Computerized image processing applications that require 3-D modeling of large scenes, or image compositing of a large scene typically use images acquired by cameras with wide fields of view. Images taken with cameras having wide fields of view suffer from non-linear distortions due to simplified lens construction and lens imperfections. In such images, distortion effects can be removed by calibrating the camera and subsequently undistorting the input image. Distortion can also be present in images taken through other types of lenses.
In general, there are two forms of distortion, namely radial distortion and tangential distortion. In many cases, the recovery of camera parameters is disconnected from the process which detects distorted features in an image. Although this does not present a problem when feature detection is correct, directly linking the feature detection to parameter estimation can result in a more robust recovery, especially in the presence of noise.
There has been significant work done on camera calibration, but many known methods require taking images of specific calibration patterns with exactly known dimensions. There is a class of work done on calibrating the camera using the scene image or images themselves, and possibly taking advantage of special structures such as straight lines, parallel straight lines, perpendicular lines, and so forth.
In one prior art method, a minimum vanishing point dispersion constraint is used to estimate both radial and tangential (decentering) lens distortion. However, there the user has to manually group parallel "calibration" lines together.
In another known method, a number of parallel plumb lines are used to compute the radial distortion parameters using an iterative gradient-descent technique involving a first order Taylor's expansion of a line fit function.
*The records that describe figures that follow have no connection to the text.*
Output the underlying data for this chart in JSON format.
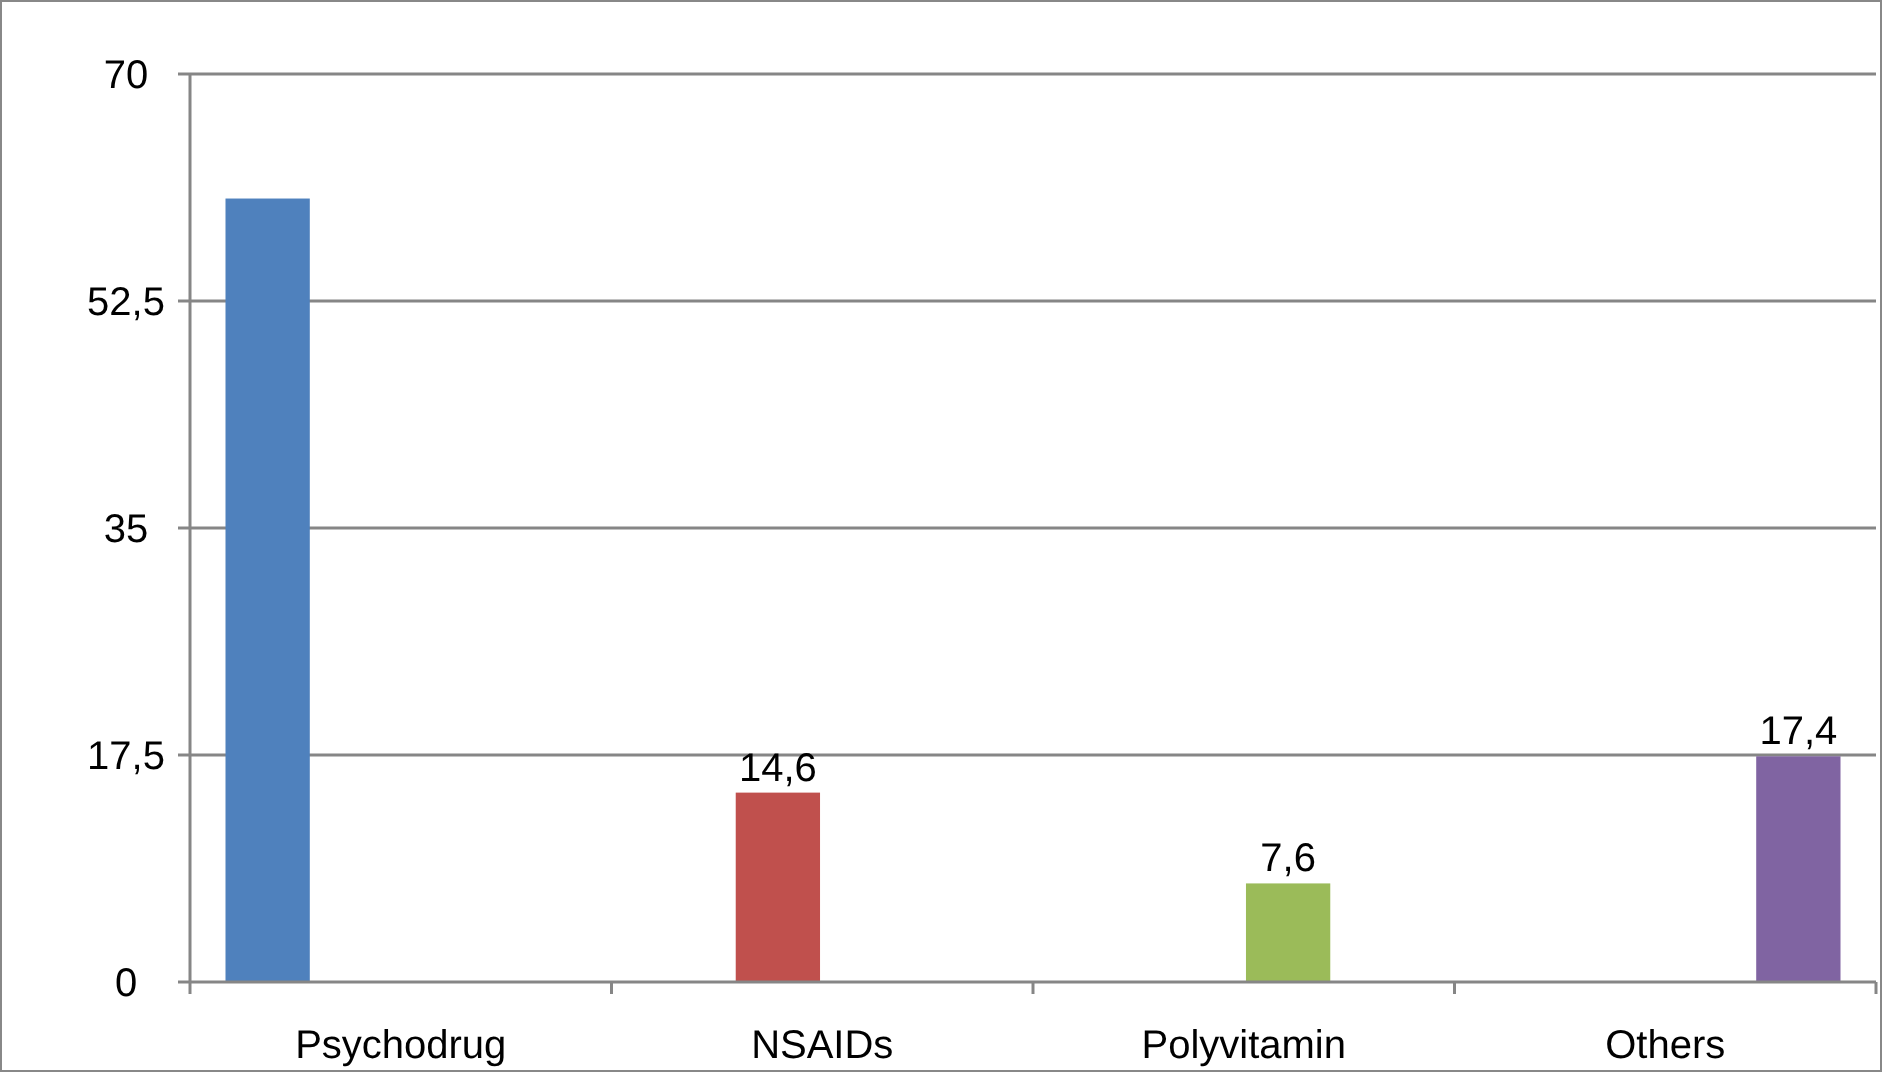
{
  "chart_data": {
    "type": "bar",
    "categories": [
      "Psychodrug",
      "NSAIDs",
      "Polyvitamin",
      "Others"
    ],
    "series": [
      {
        "color": "#4f81bd",
        "values": [
          60.4,
          null,
          null,
          null
        ],
        "value_labels": [
          null,
          null,
          null,
          null
        ]
      },
      {
        "color": "#c0504d",
        "values": [
          null,
          14.6,
          null,
          null
        ],
        "value_labels": [
          null,
          "14,6",
          null,
          null
        ]
      },
      {
        "color": "#9bbb59",
        "values": [
          null,
          null,
          7.6,
          null
        ],
        "value_labels": [
          null,
          null,
          "7,6",
          null
        ]
      },
      {
        "color": "#8064a2",
        "values": [
          null,
          null,
          null,
          17.4
        ],
        "value_labels": [
          null,
          null,
          null,
          "17,4"
        ]
      }
    ],
    "ylim": [
      0,
      70
    ],
    "yticks": [
      0,
      {
        "value": 17.5,
        "label": "17,5"
      },
      35,
      {
        "value": 52.5,
        "label": "52,5"
      },
      70
    ],
    "grid": "y"
  }
}
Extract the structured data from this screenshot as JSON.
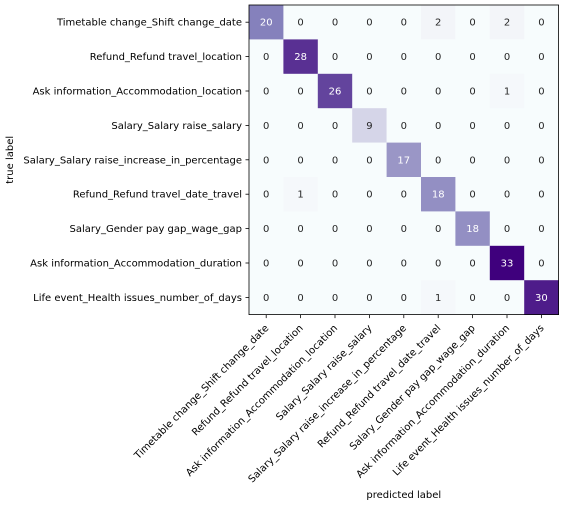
{
  "chart_data": {
    "type": "heatmap",
    "title": "",
    "xlabel": "predicted label",
    "ylabel": "true label",
    "colormap": "purples",
    "vmin": 0,
    "vmax": 33,
    "categories": [
      "Timetable change_Shift change_date",
      "Refund_Refund travel_location",
      "Ask information_Accommodation_location",
      "Salary_Salary raise_salary",
      "Salary_Salary raise_increase_in_percentage",
      "Refund_Refund travel_date_travel",
      "Salary_Gender pay gap_wage_gap",
      "Ask information_Accommodation_duration",
      "Life event_Health issues_number_of_days"
    ],
    "matrix": [
      [
        20,
        0,
        0,
        0,
        0,
        2,
        0,
        2,
        0
      ],
      [
        0,
        28,
        0,
        0,
        0,
        0,
        0,
        0,
        0
      ],
      [
        0,
        0,
        26,
        0,
        0,
        0,
        0,
        1,
        0
      ],
      [
        0,
        0,
        0,
        9,
        0,
        0,
        0,
        0,
        0
      ],
      [
        0,
        0,
        0,
        0,
        17,
        0,
        0,
        0,
        0
      ],
      [
        0,
        1,
        0,
        0,
        0,
        18,
        0,
        0,
        0
      ],
      [
        0,
        0,
        0,
        0,
        0,
        0,
        18,
        0,
        0
      ],
      [
        0,
        0,
        0,
        0,
        0,
        0,
        0,
        33,
        0
      ],
      [
        0,
        0,
        0,
        0,
        0,
        1,
        0,
        0,
        30
      ]
    ]
  }
}
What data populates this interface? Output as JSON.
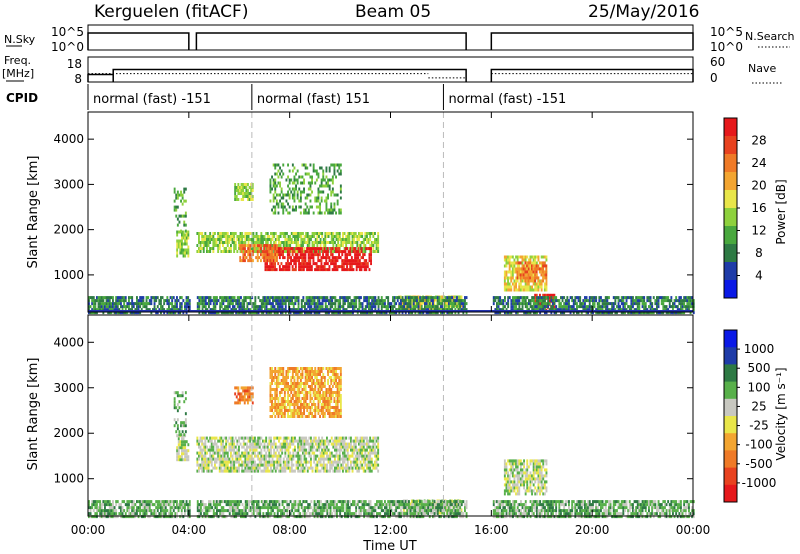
{
  "chart_data": {
    "type": "heatmap",
    "header": {
      "station": "Kerguelen (fitACF)",
      "beam": "Beam 05",
      "date": "25/May/2016"
    },
    "status_panels": {
      "nsky_label": "N.Sky",
      "nsky_ticks": [
        "10^5",
        "10^0"
      ],
      "nsearch_label": "N.Search",
      "nsearch_ticks": [
        "10^5",
        "10^0"
      ],
      "freq_label": [
        "Freq.",
        "[MHz]"
      ],
      "freq_ticks": [
        "18",
        "8"
      ],
      "nave_label": "Nave",
      "nave_ticks": [
        "60",
        "0"
      ],
      "cpid_label": "CPID",
      "gaps_hours": [
        [
          4.0,
          4.3
        ],
        [
          15.0,
          16.0
        ]
      ],
      "freq_steps": [
        {
          "from": 0.0,
          "to": 1.0,
          "mhz": 11
        },
        {
          "from": 1.0,
          "to": 15.0,
          "mhz": 13
        },
        {
          "from": 16.0,
          "to": 24.0,
          "mhz": 13
        }
      ],
      "nave_steps": [
        {
          "from": 0.0,
          "to": 13.5,
          "value": 20
        },
        {
          "from": 13.5,
          "to": 15.0,
          "value": 10
        },
        {
          "from": 16.0,
          "to": 24.0,
          "value": 20
        }
      ],
      "cpid_segments": [
        {
          "label": "normal (fast) -151",
          "start": 0.0
        },
        {
          "label": "normal (fast) 151",
          "start": 6.5
        },
        {
          "label": "normal (fast) -151",
          "start": 14.1
        }
      ]
    },
    "x_axis": {
      "label": "Time UT",
      "range_hours": [
        0,
        24
      ],
      "tick_labels": [
        "00:00",
        "04:00",
        "08:00",
        "12:00",
        "16:00",
        "20:00",
        "00:00"
      ]
    },
    "y_axis": {
      "label": "Slant Range [km]",
      "range_km": [
        180,
        4600
      ],
      "ticks": [
        1000,
        2000,
        3000,
        4000
      ]
    },
    "mode_change_hours": [
      6.5,
      14.1
    ],
    "power_panel": {
      "colorbar_label": "Power [dB]",
      "colorbar_ticks": [
        "28",
        "24",
        "20",
        "16",
        "12",
        "8",
        "4"
      ],
      "colors": [
        "#0a19e6",
        "#1f3ca8",
        "#2e7a44",
        "#49a83e",
        "#8ed13d",
        "#e9e64a",
        "#f3a531",
        "#ef7a27",
        "#e8421f",
        "#e6181b"
      ],
      "regions": [
        {
          "t0": 3.5,
          "t1": 4.05,
          "r0": 1450,
          "r1": 2000,
          "level": 4
        },
        {
          "t0": 3.4,
          "t1": 3.9,
          "r0": 2000,
          "r1": 2950,
          "level": 3
        },
        {
          "t0": 4.3,
          "t1": 11.5,
          "r0": 1550,
          "r1": 1950,
          "level": 4
        },
        {
          "t0": 7.0,
          "t1": 11.2,
          "r0": 1150,
          "r1": 1650,
          "level": 9
        },
        {
          "t0": 6.0,
          "t1": 7.5,
          "r0": 1350,
          "r1": 1700,
          "level": 7
        },
        {
          "t0": 5.8,
          "t1": 6.5,
          "r0": 2700,
          "r1": 3050,
          "level": 4
        },
        {
          "t0": 7.2,
          "t1": 10.0,
          "r0": 2400,
          "r1": 3500,
          "level": 3
        },
        {
          "t0": 12.3,
          "t1": 14.8,
          "r0": 280,
          "r1": 550,
          "level": 5
        },
        {
          "t0": 16.5,
          "t1": 18.2,
          "r0": 700,
          "r1": 1450,
          "level": 5
        },
        {
          "t0": 17.7,
          "t1": 18.5,
          "r0": 250,
          "r1": 600,
          "level": 9
        },
        {
          "t0": 17.0,
          "t1": 18.2,
          "r0": 900,
          "r1": 1300,
          "level": 7
        },
        {
          "t0": 0.0,
          "t1": 24.0,
          "r0": 200,
          "r1": 560,
          "level": 2
        }
      ]
    },
    "velocity_panel": {
      "colorbar_label": "Velocity [m s⁻¹]",
      "colorbar_ticks": [
        "1000",
        "500",
        "100",
        "25",
        "-25",
        "-100",
        "-500",
        "-1000"
      ],
      "colors": [
        "#0a19e6",
        "#1f3ca8",
        "#2e7a44",
        "#58b04a",
        "#c8c8c0",
        "#e9e64a",
        "#f3a531",
        "#ef7a27",
        "#e8421f",
        "#e6181b"
      ],
      "regions": [
        {
          "t0": 3.5,
          "t1": 4.05,
          "r0": 1450,
          "r1": 2000,
          "level": 4
        },
        {
          "t0": 4.3,
          "t1": 11.5,
          "r0": 1200,
          "r1": 1950,
          "level": 4
        },
        {
          "t0": 3.4,
          "t1": 3.9,
          "r0": 2000,
          "r1": 2950,
          "level": 3
        },
        {
          "t0": 5.8,
          "t1": 6.5,
          "r0": 2700,
          "r1": 3050,
          "level": 7
        },
        {
          "t0": 7.2,
          "t1": 10.0,
          "r0": 2400,
          "r1": 3500,
          "level": 6
        },
        {
          "t0": 12.3,
          "t1": 14.8,
          "r0": 280,
          "r1": 550,
          "level": 4
        },
        {
          "t0": 16.5,
          "t1": 18.2,
          "r0": 700,
          "r1": 1450,
          "level": 4
        },
        {
          "t0": 0.0,
          "t1": 24.0,
          "r0": 200,
          "r1": 560,
          "level": 3
        }
      ]
    }
  }
}
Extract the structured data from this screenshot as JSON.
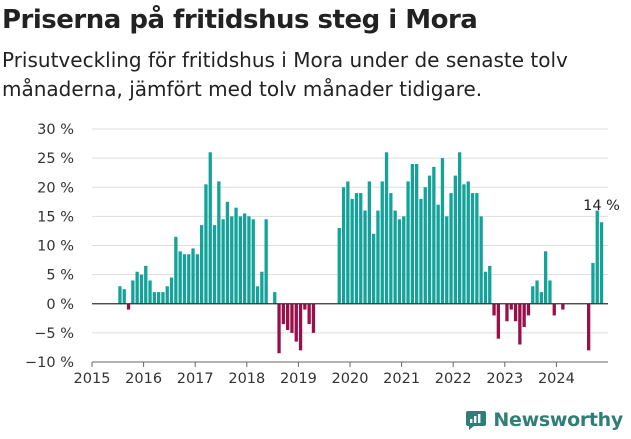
{
  "title": "Priserna på fritidshus steg i Mora",
  "subtitle": "Prisutveckling för fritidshus i Mora under de senaste tolv månaderna, jämfört med tolv månader tidigare.",
  "brand": "Newsworthy",
  "colors": {
    "positive": "#14a39a",
    "negative": "#990f4a",
    "logo": "#2f7f78"
  },
  "chart_data": {
    "type": "bar",
    "ylim": [
      -10,
      30
    ],
    "yticks": [
      -10,
      -5,
      0,
      5,
      10,
      15,
      20,
      25,
      30
    ],
    "ytick_labels": [
      "−10 %",
      "−5 %",
      "0 %",
      "5 %",
      "10 %",
      "15 %",
      "20 %",
      "25 %",
      "30 %"
    ],
    "xlim": [
      "2015-01",
      "2024-12"
    ],
    "xticks": [
      "2015",
      "2016",
      "2017",
      "2018",
      "2019",
      "2020",
      "2021",
      "2022",
      "2023",
      "2024"
    ],
    "grid": true,
    "annotation": {
      "text": "14 %",
      "month": "2024-11"
    },
    "series": [
      {
        "values": [
          {
            "month": "2015-07",
            "value": 3
          },
          {
            "month": "2015-08",
            "value": 2.5
          },
          {
            "month": "2015-09",
            "value": -1
          },
          {
            "month": "2015-10",
            "value": 4
          },
          {
            "month": "2015-11",
            "value": 5.5
          },
          {
            "month": "2015-12",
            "value": 5
          },
          {
            "month": "2016-01",
            "value": 6.5
          },
          {
            "month": "2016-02",
            "value": 4
          },
          {
            "month": "2016-03",
            "value": 2
          },
          {
            "month": "2016-04",
            "value": 2
          },
          {
            "month": "2016-05",
            "value": 2
          },
          {
            "month": "2016-06",
            "value": 3
          },
          {
            "month": "2016-07",
            "value": 4.5
          },
          {
            "month": "2016-08",
            "value": 11.5
          },
          {
            "month": "2016-09",
            "value": 9
          },
          {
            "month": "2016-10",
            "value": 8.5
          },
          {
            "month": "2016-11",
            "value": 8.5
          },
          {
            "month": "2016-12",
            "value": 9.5
          },
          {
            "month": "2017-01",
            "value": 8.5
          },
          {
            "month": "2017-02",
            "value": 13.5
          },
          {
            "month": "2017-03",
            "value": 20.5
          },
          {
            "month": "2017-04",
            "value": 26
          },
          {
            "month": "2017-05",
            "value": 13.5
          },
          {
            "month": "2017-06",
            "value": 21
          },
          {
            "month": "2017-07",
            "value": 14.5
          },
          {
            "month": "2017-08",
            "value": 17.5
          },
          {
            "month": "2017-09",
            "value": 15
          },
          {
            "month": "2017-10",
            "value": 16.5
          },
          {
            "month": "2017-11",
            "value": 15
          },
          {
            "month": "2017-12",
            "value": 15.5
          },
          {
            "month": "2018-01",
            "value": 15
          },
          {
            "month": "2018-02",
            "value": 14.5
          },
          {
            "month": "2018-03",
            "value": 3
          },
          {
            "month": "2018-04",
            "value": 5.5
          },
          {
            "month": "2018-05",
            "value": 14.5
          },
          {
            "month": "2018-07",
            "value": 2
          },
          {
            "month": "2018-08",
            "value": -8.5
          },
          {
            "month": "2018-09",
            "value": -3.5
          },
          {
            "month": "2018-10",
            "value": -4.5
          },
          {
            "month": "2018-11",
            "value": -5
          },
          {
            "month": "2018-12",
            "value": -6.5
          },
          {
            "month": "2019-01",
            "value": -8
          },
          {
            "month": "2019-02",
            "value": -1
          },
          {
            "month": "2019-03",
            "value": -3.5
          },
          {
            "month": "2019-04",
            "value": -5
          },
          {
            "month": "2019-10",
            "value": 13
          },
          {
            "month": "2019-11",
            "value": 20
          },
          {
            "month": "2019-12",
            "value": 21
          },
          {
            "month": "2020-01",
            "value": 18
          },
          {
            "month": "2020-02",
            "value": 19
          },
          {
            "month": "2020-03",
            "value": 19
          },
          {
            "month": "2020-04",
            "value": 16
          },
          {
            "month": "2020-05",
            "value": 21
          },
          {
            "month": "2020-06",
            "value": 12
          },
          {
            "month": "2020-07",
            "value": 16
          },
          {
            "month": "2020-08",
            "value": 21
          },
          {
            "month": "2020-09",
            "value": 26
          },
          {
            "month": "2020-10",
            "value": 19
          },
          {
            "month": "2020-11",
            "value": 16
          },
          {
            "month": "2020-12",
            "value": 14.5
          },
          {
            "month": "2021-01",
            "value": 15
          },
          {
            "month": "2021-02",
            "value": 21
          },
          {
            "month": "2021-03",
            "value": 24
          },
          {
            "month": "2021-04",
            "value": 24
          },
          {
            "month": "2021-05",
            "value": 18
          },
          {
            "month": "2021-06",
            "value": 20
          },
          {
            "month": "2021-07",
            "value": 22
          },
          {
            "month": "2021-08",
            "value": 23.5
          },
          {
            "month": "2021-09",
            "value": 17
          },
          {
            "month": "2021-10",
            "value": 25
          },
          {
            "month": "2021-11",
            "value": 15
          },
          {
            "month": "2021-12",
            "value": 19
          },
          {
            "month": "2022-01",
            "value": 22
          },
          {
            "month": "2022-02",
            "value": 26
          },
          {
            "month": "2022-03",
            "value": 20.5
          },
          {
            "month": "2022-04",
            "value": 21
          },
          {
            "month": "2022-05",
            "value": 19
          },
          {
            "month": "2022-06",
            "value": 19
          },
          {
            "month": "2022-07",
            "value": 15
          },
          {
            "month": "2022-08",
            "value": 5.5
          },
          {
            "month": "2022-09",
            "value": 6.5
          },
          {
            "month": "2022-10",
            "value": -2
          },
          {
            "month": "2022-11",
            "value": -6
          },
          {
            "month": "2023-01",
            "value": -3
          },
          {
            "month": "2023-02",
            "value": -1
          },
          {
            "month": "2023-03",
            "value": -3
          },
          {
            "month": "2023-04",
            "value": -7
          },
          {
            "month": "2023-05",
            "value": -4
          },
          {
            "month": "2023-06",
            "value": -2
          },
          {
            "month": "2023-07",
            "value": 3
          },
          {
            "month": "2023-08",
            "value": 4
          },
          {
            "month": "2023-09",
            "value": 2
          },
          {
            "month": "2023-10",
            "value": 9
          },
          {
            "month": "2023-11",
            "value": 4
          },
          {
            "month": "2023-12",
            "value": -2
          },
          {
            "month": "2024-02",
            "value": -1
          },
          {
            "month": "2024-08",
            "value": -8
          },
          {
            "month": "2024-09",
            "value": 7
          },
          {
            "month": "2024-10",
            "value": 16
          },
          {
            "month": "2024-11",
            "value": 14
          }
        ]
      }
    ]
  }
}
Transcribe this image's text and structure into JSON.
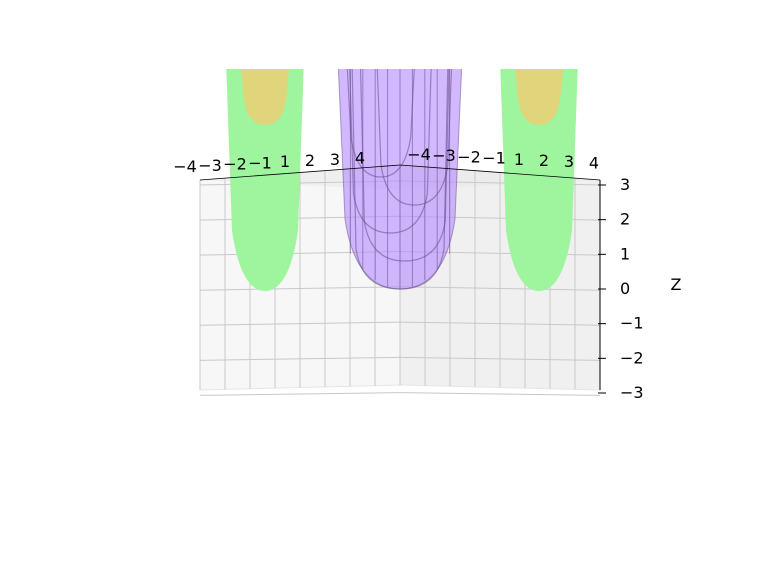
{
  "chart_data": {
    "type": "surface3d",
    "title": "",
    "xlabel": "",
    "ylabel": "",
    "zlabel": "Z",
    "x_ticks": [
      "−4",
      "−3",
      "−2",
      "−1",
      "1",
      "2",
      "3",
      "4"
    ],
    "y_ticks": [
      "−4",
      "−3",
      "−2",
      "−1",
      "1",
      "2",
      "3",
      "4"
    ],
    "z_ticks": [
      "−3",
      "−2",
      "−1",
      "0",
      "1",
      "2",
      "3"
    ],
    "zlim": [
      -3,
      3
    ],
    "grid": true,
    "series": [
      {
        "style": "translucent wireframe",
        "color": "#b388ff",
        "min_z": 0,
        "u_profile_offsets": [
          0,
          0.8,
          1.6,
          2.4,
          3.2
        ]
      },
      {
        "style": "solid",
        "color": "#9ef59e",
        "cap_color": "#e0d57a",
        "min_z": 0,
        "position": "left"
      },
      {
        "style": "solid",
        "color": "#9ef59e",
        "cap_color": "#e0d57a",
        "min_z": 0,
        "position": "right"
      }
    ]
  }
}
Points on the parallel plumb lines are manually extracted. Such a process can be time consuming; for example, measuring 162 points from horizontal lines and 162 points from vertical lines may take several hours.
Another method uses point correspondences between multiple views to extract radial distortion coefficients. There, epipolar and tri-linear constraints are used, and a search is performed for the amount of radial distortion that minimizes the errors in these constraints.
Photogrammetry methods usually rely on using known calibration points or structures, for example, using plumb lines to recover distortion parameters, or corners of regularly spaced boxes of known dimensions for full camera calibration. A more flexible known arrangement requires that all points used for the calibration are coplanar, and that there are identified horizontal and vertical points among the calibration points. Projective invariants can also be used to recover radial distortion coefficients.
In other image processing applications unrelated to distortion correction, such as the tracking of human facial features, and the reconstruction of objects using cells, active deformable contours, or "snakes" have been used to outline features in images. The various forms of snakes include the notion of "inflating contour" to reduce sensitivity to initialization at the expense of an increased number parameters, or using an "active contour." In these methods, the snakes, some of which may be parameterized, are generally independent of each other. It would be advantageous to recover distortion parameters (.kappa.) from a single image without prior knowledge of the camera parameters. It would also be a further advantage when the recovery can be done directly from any image.